As Black Friday approaches, financial experts urge shoppers to resist psychological traps and plan budgets carefully to avoid debt. Last year's event saw South African spending surge, with FNB processing over R5.4 billion in transactions. Key advice focuses on preparation, impulse control, and using cash over credit.

Black Friday has become a major shopping frenzy in South Africa, drawing crowds with promises of deep discounts. In 2024, First National Bank (FNB) handled more than R5.4 billion via its Speedpoint devices during the period. Meanwhile, analytics firm Reveal noted a nearly 33% increase in online spending for November compared to the prior six months.

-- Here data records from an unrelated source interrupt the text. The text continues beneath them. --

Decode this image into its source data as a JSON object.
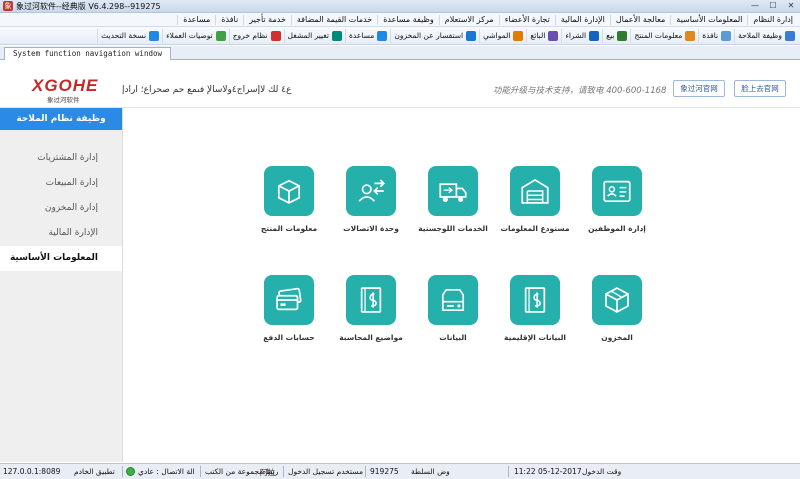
{
  "window": {
    "title": "象过河软件--经典版 V6.4.298--919275",
    "app_icon_glyph": "象",
    "controls": [
      "—",
      "☐",
      "✕"
    ]
  },
  "menu": [
    "إدارة النظام",
    "المعلومات الأساسية",
    "معالجة الأعمال",
    "الإدارة المالية",
    "تجارة الأعضاء",
    "مركز الاستعلام",
    "وظيفة مساعدة",
    "خدمات القيمة المضافة",
    "خدمة تأجير",
    "نافذة",
    "مساعدة"
  ],
  "toolbar": [
    {
      "label": "وظيفة الملاحة",
      "icon": "navigation-icon",
      "color": "#3a7bd5"
    },
    {
      "label": "نافذة",
      "icon": "window-icon",
      "color": "#5b9bd5"
    },
    {
      "label": "معلومات المنتج",
      "icon": "product-icon",
      "color": "#e08a1e"
    },
    {
      "label": "بيع",
      "icon": "sale-icon",
      "color": "#2e7d32"
    },
    {
      "label": "الشراء",
      "icon": "purchase-icon",
      "color": "#1565c0"
    },
    {
      "label": "البائع",
      "icon": "vendor-icon",
      "color": "#6a4fb3"
    },
    {
      "label": "المواشي",
      "icon": "stock-icon",
      "color": "#e07b00"
    },
    {
      "label": "استفسار عن المخزون",
      "icon": "inventory-query-icon",
      "color": "#1976d2"
    },
    {
      "label": "مساعدة",
      "icon": "help-icon",
      "color": "#1e88e5"
    },
    {
      "label": "تغيير المشغل",
      "icon": "switch-operator-icon",
      "color": "#00897b"
    },
    {
      "label": "نظام خروج",
      "icon": "exit-icon",
      "color": "#d32f2f"
    },
    {
      "label": "توصيات العملاء",
      "icon": "customer-recommend-icon",
      "color": "#43a047"
    },
    {
      "label": "نسخة التحديث",
      "icon": "update-icon",
      "color": "#1e88e5"
    }
  ],
  "tab": {
    "label": "System function navigation window"
  },
  "header": {
    "logo": "XGOHE",
    "logo_sub": "象过河软件",
    "garbled_title": "ع٤ لك لاإسراج٤ولاسالإ فىمع حم صحراع؛ ارادإ",
    "support": "功能升级与技术支持，请致电 400-600-1168",
    "site_button": "象过河官网",
    "forum_button": "脸上去官网"
  },
  "sidebar": {
    "heading": "وظيفة نظام الملاحة",
    "items": [
      {
        "label": "إدارة المشتريات",
        "active": false
      },
      {
        "label": "إدارة المبيعات",
        "active": false
      },
      {
        "label": "إدارة المخزون",
        "active": false
      },
      {
        "label": "الإدارة المالية",
        "active": false
      },
      {
        "label": "المعلومات الأساسية",
        "active": true
      }
    ]
  },
  "modules": [
    {
      "label": "معلومات المنتج",
      "icon": "box-icon"
    },
    {
      "label": "وحدة الاتصالات",
      "icon": "contacts-exchange-icon"
    },
    {
      "label": "الخدمات اللوجستية",
      "icon": "truck-icon"
    },
    {
      "label": "مستودع المعلومات",
      "icon": "warehouse-icon"
    },
    {
      "label": "إدارة الموظفين",
      "icon": "id-card-icon"
    },
    {
      "label": "حسابات الدفع",
      "icon": "payment-cards-icon"
    },
    {
      "label": "مواضيع المحاسبة",
      "icon": "accounting-book-icon"
    },
    {
      "label": "البيانات",
      "icon": "data-drive-icon"
    },
    {
      "label": "البيانات الإقليمية",
      "icon": "regional-book-icon"
    },
    {
      "label": "المخزون",
      "icon": "cube-icon"
    }
  ],
  "status": {
    "server": "127.0.0.1:8089",
    "app_label": "تطبيق الخادم",
    "connection": "الة الاتصال : عادي",
    "group": "ربط  مجموعة من الكتب",
    "company": "阿拉",
    "login_user": "مستخدم تسجيل الدخول",
    "authority": "919275",
    "authority_label": "وض السلطة",
    "time": "11:22 05-12-2017",
    "time_label": "وقت الدخول"
  }
}
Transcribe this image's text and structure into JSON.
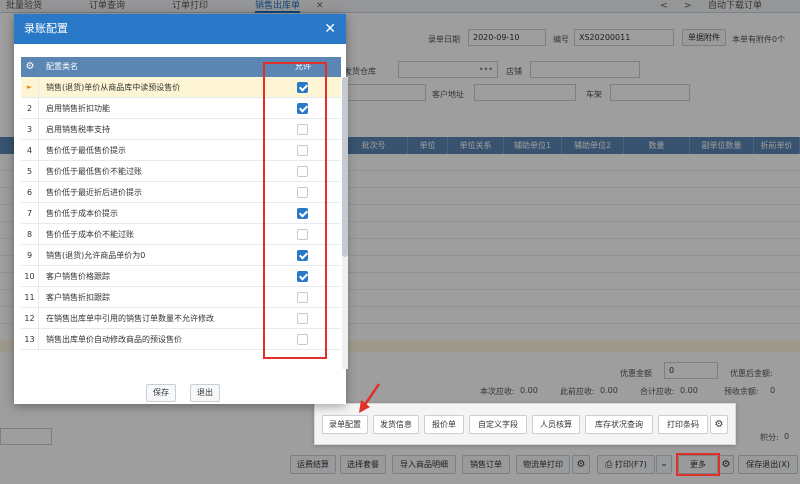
{
  "tabs": [
    "批量验货",
    "订单查询",
    "订单打印",
    "销售出库单"
  ],
  "tab_close": "✕",
  "top_right": {
    "nav_prev": "<",
    "nav_next": ">",
    "label": "自动下载订单"
  },
  "form": {
    "date_label": "录单日期",
    "date_value": "2020-09-10",
    "no_label": "编号",
    "no_value": "XS20200011",
    "attach_button": "单据附件",
    "attach_note": "本单有附件0个",
    "warehouse_label": "发货仓库",
    "store_label": "店铺",
    "address_label": "客户地址",
    "shelf_label": "车架",
    "ellipsis": "•••"
  },
  "grid_headers": [
    "批次号",
    "单位",
    "单位关系",
    "辅助单位1",
    "辅助单位2",
    "数量",
    "副单位数量",
    "折前单价"
  ],
  "bottom_form": {
    "discount_amount": "优惠金额",
    "discount_value": "0",
    "after_discount": "优惠后金额:",
    "this_receivable": "本次应收:",
    "this_receivable_value": "0.00",
    "before_receivable": "此前应收:",
    "before_receivable_value": "0.00",
    "total_receivable": "合计应收:",
    "total_receivable_value": "0.00",
    "prepaid_balance": "预收余额:",
    "prepaid_value": "0",
    "points": "积分:",
    "points_value": "0"
  },
  "dialog": {
    "title": "录账配置",
    "close": "✕",
    "col_name": "配置类名",
    "col_allow": "允许",
    "rows": [
      {
        "n": "",
        "name": "销售(退货)单价从商品库中读预设售价",
        "checked": true
      },
      {
        "n": "2",
        "name": "启用销售折扣功能",
        "checked": true
      },
      {
        "n": "3",
        "name": "启用销售税率支持",
        "checked": false
      },
      {
        "n": "4",
        "name": "售价低于最低售价提示",
        "checked": false
      },
      {
        "n": "5",
        "name": "售价低于最低售价不能过账",
        "checked": false
      },
      {
        "n": "6",
        "name": "售价低于最近折后进价提示",
        "checked": false
      },
      {
        "n": "7",
        "name": "售价低于成本价提示",
        "checked": true
      },
      {
        "n": "8",
        "name": "售价低于成本价不能过账",
        "checked": false
      },
      {
        "n": "9",
        "name": "销售(退货)允许商品单价为0",
        "checked": true
      },
      {
        "n": "10",
        "name": "客户销售价格跟踪",
        "checked": true
      },
      {
        "n": "11",
        "name": "客户销售折扣跟踪",
        "checked": false
      },
      {
        "n": "12",
        "name": "在销售出库单中引用的销售订单数量不允许修改",
        "checked": false
      },
      {
        "n": "13",
        "name": "销售出库单价自动修改商品的预设售价",
        "checked": false
      }
    ],
    "save": "保存",
    "exit": "退出"
  },
  "popover": [
    "录单配置",
    "发货信息",
    "报价单",
    "自定义字段",
    "人员核算",
    "库存状况查询",
    "打印条码"
  ],
  "bottom_buttons": [
    "运费结算",
    "选择套餐",
    "导入商品明细",
    "销售订单",
    "物流单打印",
    "打印(F7)",
    "更多",
    "保存退出(X)"
  ],
  "colors": {
    "accent": "#2a79c8",
    "header": "#5b86b4",
    "highlight": "#e0302a"
  }
}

Financial advisors emphasize understanding the event's psychological pull. Rory Brachner, founder of Doshguide, explains that deals often exploit saving illusions: “The 50% off deal still costs you more than you would have spent. The illusion of saving is one of the biggest threats to consistent wealth building.” He advises evaluating purchases based on real needs: “It is only truly good if it serves a real purpose in your life – something that aligns with your needs or goals or delivers long-term value.”

Preparation is crucial, as sales now start in late October or early November. Brachner recommends creating a needs list and researching prices beforehand: “Identify what you genuinely need ahead of time... This helps you to recognise a true deal versus a marketing gimmick.” Wandile Mnguni from Nedbank suggests prefunding accounts: “Prefund your credit card or the account you are using to spend with the money you are looking at spending for the day, and set payment limits on your banking app that align with your budget.” Afua Darko of Sanlam Credit Solutions advocates comparing prices across stores and using AI tools: “AI tools can quickly compare prices across a wide range of retailers and help you to verify whether a ‘sale’ is truly a discount or simply a repackaged regular price.”

Debt poses the greatest risk. Mnguni warns against loans for impulse buys, while Brachner favors cash or debit: “Spending on credit can quickly erode discounts once interest is factored in. If you can’t pay it off immediately, it’s not a saving.” Darko illustrates with a R4,159 laptop: financed at 21% interest over 12 months, it totals R5,030, adding R871 in costs. “A deal is only a deal if you can pay the full amount within the stipulated period,” she notes. Credit rewards work only if prefunded, per Mnguni.

To fight impulses, Brachner proposes a 24-hour wait before buying and ignoring crowd mentality: “‘Everyone’s buying’ is not a good reason to spend. Deals will come again, but debt lasts longer.” He encourages redirecting saved funds to investments: “Delayed gratification is one of the most powerful wealth-building tools we have... Over time, those small decisions add up.”